I like it! that crypt looks a little out of place though


----------



## kvntran (Feb 16, 2008)

good looking tank! can you tell us more about your tank? such as substrate, light, plants, fauna...

Kevin


----------



## loops (Apr 13, 2009)

Thanks,

Substrate - just plain sand, Vallis is always sending off runners. lol
Lights - Standard 2 x 20w T8's
Plants - Narrow leaf java fern, java fern, vallis, crypt, java moss and anubias nana.
Fish - Corydoras x 8, Oto's x 3, Ember tetra's x 20, cherry shrimp x 4, Amano shrimp x 4, nerite snail x 1 assasin snails x 2 lol


----------



## akamasha (Mar 25, 2008)

I think its very clean and beautiful  Thanks for sharing !


----------



## wantsome (Sep 3, 2006)

Nice! I never liked java fern much but the narrow leaf looks good. Are you using only internal filters? What kind of filter is that in the left corner?


----------



## Ariel301 (Sep 7, 2009)

How do you keep the sand so bright and clean? I really like sand substrate, but it seems like after a few months to a year, it takes on a dingy, grayish color, despite weekly vacuumings and stirring.

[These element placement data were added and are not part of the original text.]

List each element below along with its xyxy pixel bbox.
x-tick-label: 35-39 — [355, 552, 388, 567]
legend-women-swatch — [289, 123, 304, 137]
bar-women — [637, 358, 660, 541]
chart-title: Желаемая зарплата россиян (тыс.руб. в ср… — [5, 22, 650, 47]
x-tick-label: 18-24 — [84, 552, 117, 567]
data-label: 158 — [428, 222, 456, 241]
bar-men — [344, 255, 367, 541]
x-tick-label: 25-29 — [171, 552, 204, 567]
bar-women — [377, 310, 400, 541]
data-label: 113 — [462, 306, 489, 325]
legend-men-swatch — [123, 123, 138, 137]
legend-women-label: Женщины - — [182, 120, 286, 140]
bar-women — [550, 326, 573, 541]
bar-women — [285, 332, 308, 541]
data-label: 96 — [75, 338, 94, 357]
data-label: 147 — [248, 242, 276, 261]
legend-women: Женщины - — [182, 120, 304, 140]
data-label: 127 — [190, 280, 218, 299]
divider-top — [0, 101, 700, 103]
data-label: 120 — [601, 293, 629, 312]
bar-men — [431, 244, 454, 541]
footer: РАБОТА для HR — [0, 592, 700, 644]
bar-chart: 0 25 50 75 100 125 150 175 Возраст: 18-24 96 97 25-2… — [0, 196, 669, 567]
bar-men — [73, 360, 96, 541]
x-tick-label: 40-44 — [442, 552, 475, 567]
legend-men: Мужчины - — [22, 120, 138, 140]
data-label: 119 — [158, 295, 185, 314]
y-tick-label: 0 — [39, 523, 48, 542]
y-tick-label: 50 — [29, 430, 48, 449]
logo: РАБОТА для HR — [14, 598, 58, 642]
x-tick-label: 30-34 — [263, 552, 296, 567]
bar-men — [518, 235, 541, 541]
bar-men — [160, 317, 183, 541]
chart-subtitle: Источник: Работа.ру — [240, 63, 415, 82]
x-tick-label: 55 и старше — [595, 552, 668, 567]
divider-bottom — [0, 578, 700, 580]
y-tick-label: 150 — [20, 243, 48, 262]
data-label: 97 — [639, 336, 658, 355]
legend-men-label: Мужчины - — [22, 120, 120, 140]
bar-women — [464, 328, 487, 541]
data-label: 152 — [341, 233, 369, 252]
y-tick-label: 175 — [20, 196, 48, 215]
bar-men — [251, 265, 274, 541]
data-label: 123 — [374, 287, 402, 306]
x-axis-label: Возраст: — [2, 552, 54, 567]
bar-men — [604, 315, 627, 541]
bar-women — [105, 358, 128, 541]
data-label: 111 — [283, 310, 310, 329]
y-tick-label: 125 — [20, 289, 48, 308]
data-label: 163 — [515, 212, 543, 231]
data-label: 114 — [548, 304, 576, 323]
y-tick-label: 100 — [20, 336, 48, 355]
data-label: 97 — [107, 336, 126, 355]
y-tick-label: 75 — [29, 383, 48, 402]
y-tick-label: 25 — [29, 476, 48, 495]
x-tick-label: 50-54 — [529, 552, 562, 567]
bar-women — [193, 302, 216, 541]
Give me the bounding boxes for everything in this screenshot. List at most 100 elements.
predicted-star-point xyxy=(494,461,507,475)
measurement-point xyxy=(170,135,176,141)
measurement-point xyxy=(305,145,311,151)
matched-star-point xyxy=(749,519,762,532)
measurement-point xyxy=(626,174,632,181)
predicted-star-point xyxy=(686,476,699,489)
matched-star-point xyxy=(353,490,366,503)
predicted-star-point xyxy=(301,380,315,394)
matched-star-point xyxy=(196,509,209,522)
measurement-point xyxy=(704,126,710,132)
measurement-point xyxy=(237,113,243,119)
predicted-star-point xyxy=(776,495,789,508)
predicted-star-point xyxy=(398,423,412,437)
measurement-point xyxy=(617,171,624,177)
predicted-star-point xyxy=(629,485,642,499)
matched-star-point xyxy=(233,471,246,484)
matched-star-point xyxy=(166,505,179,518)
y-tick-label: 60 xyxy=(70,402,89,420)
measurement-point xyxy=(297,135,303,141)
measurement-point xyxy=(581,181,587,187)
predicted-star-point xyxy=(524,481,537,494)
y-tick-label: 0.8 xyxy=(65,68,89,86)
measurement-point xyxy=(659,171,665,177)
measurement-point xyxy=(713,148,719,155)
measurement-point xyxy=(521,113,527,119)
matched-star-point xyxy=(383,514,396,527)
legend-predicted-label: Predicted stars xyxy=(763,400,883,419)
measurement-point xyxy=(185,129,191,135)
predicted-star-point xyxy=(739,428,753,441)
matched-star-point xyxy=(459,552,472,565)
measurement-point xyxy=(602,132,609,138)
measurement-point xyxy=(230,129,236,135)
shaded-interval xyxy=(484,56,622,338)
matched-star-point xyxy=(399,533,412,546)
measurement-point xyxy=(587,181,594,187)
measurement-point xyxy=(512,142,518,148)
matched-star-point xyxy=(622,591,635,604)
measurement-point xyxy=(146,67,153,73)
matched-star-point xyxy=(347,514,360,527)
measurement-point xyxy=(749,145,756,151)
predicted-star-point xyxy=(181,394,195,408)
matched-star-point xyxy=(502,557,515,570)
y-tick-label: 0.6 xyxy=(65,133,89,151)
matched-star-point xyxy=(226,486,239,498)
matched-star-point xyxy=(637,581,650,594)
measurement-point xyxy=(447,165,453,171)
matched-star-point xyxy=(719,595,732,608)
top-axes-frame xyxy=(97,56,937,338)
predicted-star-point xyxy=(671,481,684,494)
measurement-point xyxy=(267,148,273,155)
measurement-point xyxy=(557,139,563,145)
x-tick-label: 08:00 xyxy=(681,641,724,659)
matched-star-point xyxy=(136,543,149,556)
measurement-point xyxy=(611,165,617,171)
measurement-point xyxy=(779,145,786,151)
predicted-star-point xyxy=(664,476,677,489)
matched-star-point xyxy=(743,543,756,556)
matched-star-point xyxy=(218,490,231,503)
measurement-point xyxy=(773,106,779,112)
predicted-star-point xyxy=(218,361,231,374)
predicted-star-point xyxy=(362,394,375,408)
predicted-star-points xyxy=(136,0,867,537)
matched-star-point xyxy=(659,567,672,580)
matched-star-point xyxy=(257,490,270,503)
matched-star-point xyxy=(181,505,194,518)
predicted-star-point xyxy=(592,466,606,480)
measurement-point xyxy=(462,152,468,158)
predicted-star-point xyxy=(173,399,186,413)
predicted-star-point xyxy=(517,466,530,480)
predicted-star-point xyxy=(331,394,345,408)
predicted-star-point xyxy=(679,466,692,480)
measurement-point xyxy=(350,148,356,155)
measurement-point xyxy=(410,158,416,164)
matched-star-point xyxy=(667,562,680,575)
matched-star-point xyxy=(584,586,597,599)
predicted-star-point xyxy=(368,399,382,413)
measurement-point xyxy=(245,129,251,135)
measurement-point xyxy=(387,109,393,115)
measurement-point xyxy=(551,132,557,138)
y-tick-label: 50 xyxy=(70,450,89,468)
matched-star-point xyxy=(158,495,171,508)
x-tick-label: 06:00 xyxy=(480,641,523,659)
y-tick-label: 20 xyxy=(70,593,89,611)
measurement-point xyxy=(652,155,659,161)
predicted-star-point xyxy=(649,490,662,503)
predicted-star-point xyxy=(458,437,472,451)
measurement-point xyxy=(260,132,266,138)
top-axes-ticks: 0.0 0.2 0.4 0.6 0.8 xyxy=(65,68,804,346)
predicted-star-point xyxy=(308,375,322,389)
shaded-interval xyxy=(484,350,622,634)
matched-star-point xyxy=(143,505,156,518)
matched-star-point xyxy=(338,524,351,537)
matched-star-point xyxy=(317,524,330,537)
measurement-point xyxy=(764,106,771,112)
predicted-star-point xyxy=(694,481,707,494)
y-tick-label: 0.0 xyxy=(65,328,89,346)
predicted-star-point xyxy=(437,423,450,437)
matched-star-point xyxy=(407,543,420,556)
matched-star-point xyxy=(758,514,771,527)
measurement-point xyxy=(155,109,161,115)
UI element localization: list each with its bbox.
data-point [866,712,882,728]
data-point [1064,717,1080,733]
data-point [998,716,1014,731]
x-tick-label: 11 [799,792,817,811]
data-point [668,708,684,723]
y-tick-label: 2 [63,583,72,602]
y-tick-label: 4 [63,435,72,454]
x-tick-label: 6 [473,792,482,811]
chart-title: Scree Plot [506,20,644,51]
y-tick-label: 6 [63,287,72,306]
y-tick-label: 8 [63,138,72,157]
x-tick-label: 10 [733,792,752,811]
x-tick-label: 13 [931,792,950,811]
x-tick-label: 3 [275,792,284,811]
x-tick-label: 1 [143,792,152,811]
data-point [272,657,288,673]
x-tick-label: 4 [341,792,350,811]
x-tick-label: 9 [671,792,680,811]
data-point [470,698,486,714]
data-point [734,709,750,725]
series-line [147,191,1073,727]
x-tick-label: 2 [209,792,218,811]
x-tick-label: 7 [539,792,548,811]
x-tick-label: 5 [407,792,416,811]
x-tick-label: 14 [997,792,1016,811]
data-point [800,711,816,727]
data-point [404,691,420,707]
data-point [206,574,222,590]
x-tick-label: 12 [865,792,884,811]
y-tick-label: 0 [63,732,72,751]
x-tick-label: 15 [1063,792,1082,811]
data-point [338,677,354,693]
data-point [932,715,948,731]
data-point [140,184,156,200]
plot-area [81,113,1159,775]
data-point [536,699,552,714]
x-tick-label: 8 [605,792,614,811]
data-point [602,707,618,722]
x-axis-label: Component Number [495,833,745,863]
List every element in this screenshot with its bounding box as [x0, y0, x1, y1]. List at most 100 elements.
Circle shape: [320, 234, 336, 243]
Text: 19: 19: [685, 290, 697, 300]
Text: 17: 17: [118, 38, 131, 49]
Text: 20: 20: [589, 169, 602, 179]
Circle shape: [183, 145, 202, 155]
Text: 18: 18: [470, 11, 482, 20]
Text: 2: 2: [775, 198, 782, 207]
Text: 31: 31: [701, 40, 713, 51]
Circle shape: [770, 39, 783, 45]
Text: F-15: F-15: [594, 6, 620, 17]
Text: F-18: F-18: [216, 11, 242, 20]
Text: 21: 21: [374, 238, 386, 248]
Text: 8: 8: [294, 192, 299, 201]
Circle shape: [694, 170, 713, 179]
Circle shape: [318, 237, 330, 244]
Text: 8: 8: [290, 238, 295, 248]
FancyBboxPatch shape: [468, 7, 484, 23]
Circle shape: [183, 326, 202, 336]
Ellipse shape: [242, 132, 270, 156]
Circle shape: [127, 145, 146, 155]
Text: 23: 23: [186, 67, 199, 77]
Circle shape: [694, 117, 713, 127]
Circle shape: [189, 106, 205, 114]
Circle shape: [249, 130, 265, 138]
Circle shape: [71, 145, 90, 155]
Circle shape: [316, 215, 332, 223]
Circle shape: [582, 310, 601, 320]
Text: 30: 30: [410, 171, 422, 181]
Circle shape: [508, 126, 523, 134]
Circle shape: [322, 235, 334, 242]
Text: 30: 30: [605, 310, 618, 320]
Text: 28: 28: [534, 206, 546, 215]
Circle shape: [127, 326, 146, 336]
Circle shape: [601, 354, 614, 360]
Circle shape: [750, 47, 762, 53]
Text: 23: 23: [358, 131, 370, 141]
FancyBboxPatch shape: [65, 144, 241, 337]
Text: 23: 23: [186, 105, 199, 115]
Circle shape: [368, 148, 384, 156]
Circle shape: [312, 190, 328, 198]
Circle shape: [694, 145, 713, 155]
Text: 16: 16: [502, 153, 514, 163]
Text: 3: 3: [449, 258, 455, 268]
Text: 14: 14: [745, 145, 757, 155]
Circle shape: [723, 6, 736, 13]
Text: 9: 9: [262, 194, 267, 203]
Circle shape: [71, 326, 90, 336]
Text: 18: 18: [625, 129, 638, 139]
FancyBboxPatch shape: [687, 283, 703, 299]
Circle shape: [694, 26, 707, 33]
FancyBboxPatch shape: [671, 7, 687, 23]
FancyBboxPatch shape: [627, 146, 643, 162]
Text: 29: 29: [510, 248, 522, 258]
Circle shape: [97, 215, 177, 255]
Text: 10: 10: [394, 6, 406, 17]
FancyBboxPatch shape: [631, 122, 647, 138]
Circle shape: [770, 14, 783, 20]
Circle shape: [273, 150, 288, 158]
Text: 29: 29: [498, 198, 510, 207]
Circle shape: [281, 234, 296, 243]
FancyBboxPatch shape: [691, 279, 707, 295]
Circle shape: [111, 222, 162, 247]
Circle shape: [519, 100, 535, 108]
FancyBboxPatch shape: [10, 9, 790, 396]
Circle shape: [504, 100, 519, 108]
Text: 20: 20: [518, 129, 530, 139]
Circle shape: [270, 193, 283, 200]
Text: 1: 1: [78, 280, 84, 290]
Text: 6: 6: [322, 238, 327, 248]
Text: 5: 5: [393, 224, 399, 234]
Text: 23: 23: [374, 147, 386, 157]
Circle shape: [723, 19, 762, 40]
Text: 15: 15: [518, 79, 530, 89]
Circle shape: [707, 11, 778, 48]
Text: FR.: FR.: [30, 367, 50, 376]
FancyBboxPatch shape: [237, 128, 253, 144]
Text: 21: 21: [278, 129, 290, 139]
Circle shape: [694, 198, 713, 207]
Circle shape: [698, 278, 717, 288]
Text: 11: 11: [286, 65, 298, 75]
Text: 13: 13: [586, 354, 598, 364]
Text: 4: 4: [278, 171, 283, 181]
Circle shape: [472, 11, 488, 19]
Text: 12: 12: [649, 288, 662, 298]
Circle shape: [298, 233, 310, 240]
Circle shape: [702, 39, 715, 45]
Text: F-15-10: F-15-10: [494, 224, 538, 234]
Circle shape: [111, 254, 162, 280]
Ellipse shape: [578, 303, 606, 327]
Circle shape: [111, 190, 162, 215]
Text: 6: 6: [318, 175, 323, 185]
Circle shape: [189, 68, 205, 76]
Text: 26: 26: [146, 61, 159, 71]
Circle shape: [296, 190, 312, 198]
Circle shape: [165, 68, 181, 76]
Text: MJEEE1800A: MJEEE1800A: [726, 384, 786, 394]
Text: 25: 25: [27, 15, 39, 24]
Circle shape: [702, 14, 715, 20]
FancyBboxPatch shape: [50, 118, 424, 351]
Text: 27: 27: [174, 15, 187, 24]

Nice tank, though. I like it. Are there any fish in there?


----------



## RipariumGuy (Aug 6, 2009)

I like how you have a big portion of sand in front, and then the rocks, driftwood and plants.


----------



## Centromochlus (May 19, 2008)

Nice! I really like the driftwood and moss.

I'd try moving that heater somewhere else though.


----------



## Coltonorr (Mar 12, 2008)

Tank looks very nice!


----------